A statistical hypothesis is an assertion or conjecture about the distribution of one or more random variables.

If a statistical hypothesis completely specifies the distribution, it is referred to as a simple hypothesis; if not, it is referred to as a composite hypothesis.

**General Steps in Hypothesis Testing **

The testing of a statistical hypothesis is the application of an explicit set of rules for deciding whether to accept the hypothesis or to reject it.

The method of conducting any statistical hypothesis testing can be outlined in six steps:

**Decide on the null hypothesis H0**

The null hypothesis generally expresses the idea of no difference.

The symbol we use to denote a null hypothesis is H0•

**Decide on the alternative hypothesis H1**

The alternative hypothesis, which we denote by H1, expresses the idea of some difference. Alternative hypotheses may be one-sided or two-sided.

Usually the setting of the problem determines the alternative even before the data has been collected.

**Calculate the appropriate test statistic**

This is a value that we will calculate from the sample data.

**Decide on the significance level or the critical P-value**

All hypothesis testing is liable to errors. There are two basic kinds of error:

- Type I error: Reject H0 when it is, in fact, true; the probability of committing a type I error is denoted by α.
- Type II error: Reject H1 when it is, in fact, true; the probability of committing a type II error is denoted by β.

The objective in all hypothesis testing is to set the Type I error level, also known as the significance level, at a low enough value, and then to use a test statistic which minimizes the Type II error level for a given sample size.

As we fix the Type I error level, it is best to devise the test in such a way that the Type I error is most serious, in terms of cost.

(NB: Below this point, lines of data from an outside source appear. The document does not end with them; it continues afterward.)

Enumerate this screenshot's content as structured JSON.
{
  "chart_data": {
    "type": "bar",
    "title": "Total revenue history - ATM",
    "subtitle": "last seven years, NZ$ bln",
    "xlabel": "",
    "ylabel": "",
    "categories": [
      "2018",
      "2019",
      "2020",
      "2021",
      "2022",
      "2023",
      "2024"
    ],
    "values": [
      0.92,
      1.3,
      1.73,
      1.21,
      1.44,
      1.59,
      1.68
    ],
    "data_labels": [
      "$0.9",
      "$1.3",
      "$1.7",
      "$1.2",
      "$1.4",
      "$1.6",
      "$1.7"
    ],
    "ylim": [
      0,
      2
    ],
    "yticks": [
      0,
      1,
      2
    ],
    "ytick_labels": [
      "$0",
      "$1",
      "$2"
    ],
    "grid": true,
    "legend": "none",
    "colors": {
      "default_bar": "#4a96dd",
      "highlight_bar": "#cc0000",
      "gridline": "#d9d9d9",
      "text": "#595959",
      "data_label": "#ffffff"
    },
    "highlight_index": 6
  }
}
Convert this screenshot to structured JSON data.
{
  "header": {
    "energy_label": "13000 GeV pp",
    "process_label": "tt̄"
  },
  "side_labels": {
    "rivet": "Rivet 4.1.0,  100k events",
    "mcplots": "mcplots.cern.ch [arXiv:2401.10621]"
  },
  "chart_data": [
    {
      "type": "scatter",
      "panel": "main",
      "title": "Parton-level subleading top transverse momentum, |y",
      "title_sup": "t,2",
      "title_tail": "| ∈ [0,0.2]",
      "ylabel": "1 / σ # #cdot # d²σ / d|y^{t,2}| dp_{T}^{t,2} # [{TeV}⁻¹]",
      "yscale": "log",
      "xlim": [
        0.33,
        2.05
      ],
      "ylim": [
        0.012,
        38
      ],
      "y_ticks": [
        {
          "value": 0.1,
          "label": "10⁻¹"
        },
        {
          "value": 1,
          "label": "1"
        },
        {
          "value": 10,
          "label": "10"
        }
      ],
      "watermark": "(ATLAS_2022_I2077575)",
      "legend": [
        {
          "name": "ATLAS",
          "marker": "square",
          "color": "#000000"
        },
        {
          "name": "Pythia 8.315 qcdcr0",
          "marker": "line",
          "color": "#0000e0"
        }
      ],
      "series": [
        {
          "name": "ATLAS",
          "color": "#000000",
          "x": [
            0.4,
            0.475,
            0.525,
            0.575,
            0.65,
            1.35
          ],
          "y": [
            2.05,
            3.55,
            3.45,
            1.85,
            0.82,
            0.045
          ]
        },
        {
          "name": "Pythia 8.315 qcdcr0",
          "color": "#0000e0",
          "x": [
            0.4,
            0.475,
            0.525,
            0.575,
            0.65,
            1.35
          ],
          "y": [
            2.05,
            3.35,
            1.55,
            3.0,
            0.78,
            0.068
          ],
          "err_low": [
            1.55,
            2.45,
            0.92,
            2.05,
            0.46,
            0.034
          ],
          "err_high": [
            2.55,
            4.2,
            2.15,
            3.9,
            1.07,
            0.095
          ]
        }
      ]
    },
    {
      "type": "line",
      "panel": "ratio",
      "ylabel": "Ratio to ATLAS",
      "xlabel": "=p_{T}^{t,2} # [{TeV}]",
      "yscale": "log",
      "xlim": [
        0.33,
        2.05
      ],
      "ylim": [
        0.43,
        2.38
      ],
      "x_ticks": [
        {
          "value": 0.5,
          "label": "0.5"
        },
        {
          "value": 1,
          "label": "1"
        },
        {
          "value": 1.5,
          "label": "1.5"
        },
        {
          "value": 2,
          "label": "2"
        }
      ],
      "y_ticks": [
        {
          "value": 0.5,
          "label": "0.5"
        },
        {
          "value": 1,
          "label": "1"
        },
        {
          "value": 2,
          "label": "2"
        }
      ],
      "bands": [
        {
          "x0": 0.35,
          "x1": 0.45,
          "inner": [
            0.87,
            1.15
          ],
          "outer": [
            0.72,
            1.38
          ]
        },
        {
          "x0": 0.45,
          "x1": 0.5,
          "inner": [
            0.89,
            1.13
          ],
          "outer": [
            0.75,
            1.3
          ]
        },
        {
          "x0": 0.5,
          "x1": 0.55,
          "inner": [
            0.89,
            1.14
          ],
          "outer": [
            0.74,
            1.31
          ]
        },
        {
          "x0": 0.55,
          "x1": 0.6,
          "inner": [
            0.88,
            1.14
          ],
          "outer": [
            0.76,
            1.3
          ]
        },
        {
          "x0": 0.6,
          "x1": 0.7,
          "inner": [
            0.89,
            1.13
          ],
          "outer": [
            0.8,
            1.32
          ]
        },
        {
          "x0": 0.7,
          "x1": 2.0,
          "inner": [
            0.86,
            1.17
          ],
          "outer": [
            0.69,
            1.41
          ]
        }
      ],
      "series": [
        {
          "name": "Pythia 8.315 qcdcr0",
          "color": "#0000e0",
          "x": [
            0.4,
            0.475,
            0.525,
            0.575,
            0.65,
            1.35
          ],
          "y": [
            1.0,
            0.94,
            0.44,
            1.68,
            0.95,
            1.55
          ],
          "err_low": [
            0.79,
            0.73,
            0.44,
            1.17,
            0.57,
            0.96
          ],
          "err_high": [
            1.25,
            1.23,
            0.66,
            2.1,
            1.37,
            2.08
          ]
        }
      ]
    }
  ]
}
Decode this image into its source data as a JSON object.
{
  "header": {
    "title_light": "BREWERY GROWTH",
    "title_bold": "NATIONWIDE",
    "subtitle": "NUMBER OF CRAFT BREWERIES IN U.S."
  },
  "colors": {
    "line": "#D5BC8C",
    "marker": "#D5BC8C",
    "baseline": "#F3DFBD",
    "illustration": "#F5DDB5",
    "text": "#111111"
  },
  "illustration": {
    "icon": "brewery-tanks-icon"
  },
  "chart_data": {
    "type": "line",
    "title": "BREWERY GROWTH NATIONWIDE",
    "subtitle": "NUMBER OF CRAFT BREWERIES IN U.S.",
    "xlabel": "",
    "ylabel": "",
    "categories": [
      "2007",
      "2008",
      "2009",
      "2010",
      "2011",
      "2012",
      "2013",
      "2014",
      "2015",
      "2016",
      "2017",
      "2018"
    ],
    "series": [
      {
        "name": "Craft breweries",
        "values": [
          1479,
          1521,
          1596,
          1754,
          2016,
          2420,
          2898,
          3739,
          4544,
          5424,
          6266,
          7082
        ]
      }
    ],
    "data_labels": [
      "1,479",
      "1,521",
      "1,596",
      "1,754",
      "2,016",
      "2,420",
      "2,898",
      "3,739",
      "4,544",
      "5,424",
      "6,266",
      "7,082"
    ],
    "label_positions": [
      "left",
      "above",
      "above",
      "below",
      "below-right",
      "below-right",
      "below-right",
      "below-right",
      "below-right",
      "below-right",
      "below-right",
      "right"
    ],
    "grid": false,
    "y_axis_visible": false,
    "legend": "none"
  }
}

A critical P -value is the probability that is set by the person doing the test; it is the threshold for the P-value that the tester will use to decide whether the sample is unusual enough, compared to the hypothesized population, to indicate that the null hypothesis should be rejected in favor of the alternative.

**The P-value or critical region of size α**

The calculated test statistic is compared to the sampling distribution that the statistic would have if the null hypothesis were true. The comparison is summarized into a probability called a P-value: this is the probability, if the null hypothesis is true, that the statistic would be at least as far from the expected value as it was observed to be in the sample.

The P-value ranges from 0.0 to 1.0. As it approaches 0.0, it indicates that the sample is a rare outcome if the population is as hypothesized.

The closer the P-value is to zero, the stronger the evidence against the null hypothesis.

When we are testing the null hypothesis H0: θ = θ0 against the two-sided alternative hypothesis H1: θ =/= θ0, the critical region consists of both tails of the sampling distribution of the test statistic. Such a test is a two-tailed test.

On the other hand, if we are testing the null hypothesis Ho: θ = θo against one-sided alternative H1: θ < θ0 or H1: θ > θ0, the critical regions are the left tail or right tail of the sampling distribution of the test statistic respectively.

**Statement of conclusion**

A decision is made based on the size of the P-value. When the P-value is small (i.e. less than the critical P-value), we reject the null hypothesis. When it is not small (greater than the critical P-value), we accept the null hypothesis.

In the same way, if the value of the test statistic falls in the critical region, we reject the null hypothesis.

The conclusion should, as far as possible, be devoid of statistical terminology.

However the significance level should be stated. The assumption of this test is that the variable is approximately normally distributed. This assumption is less critical the larger the sample size.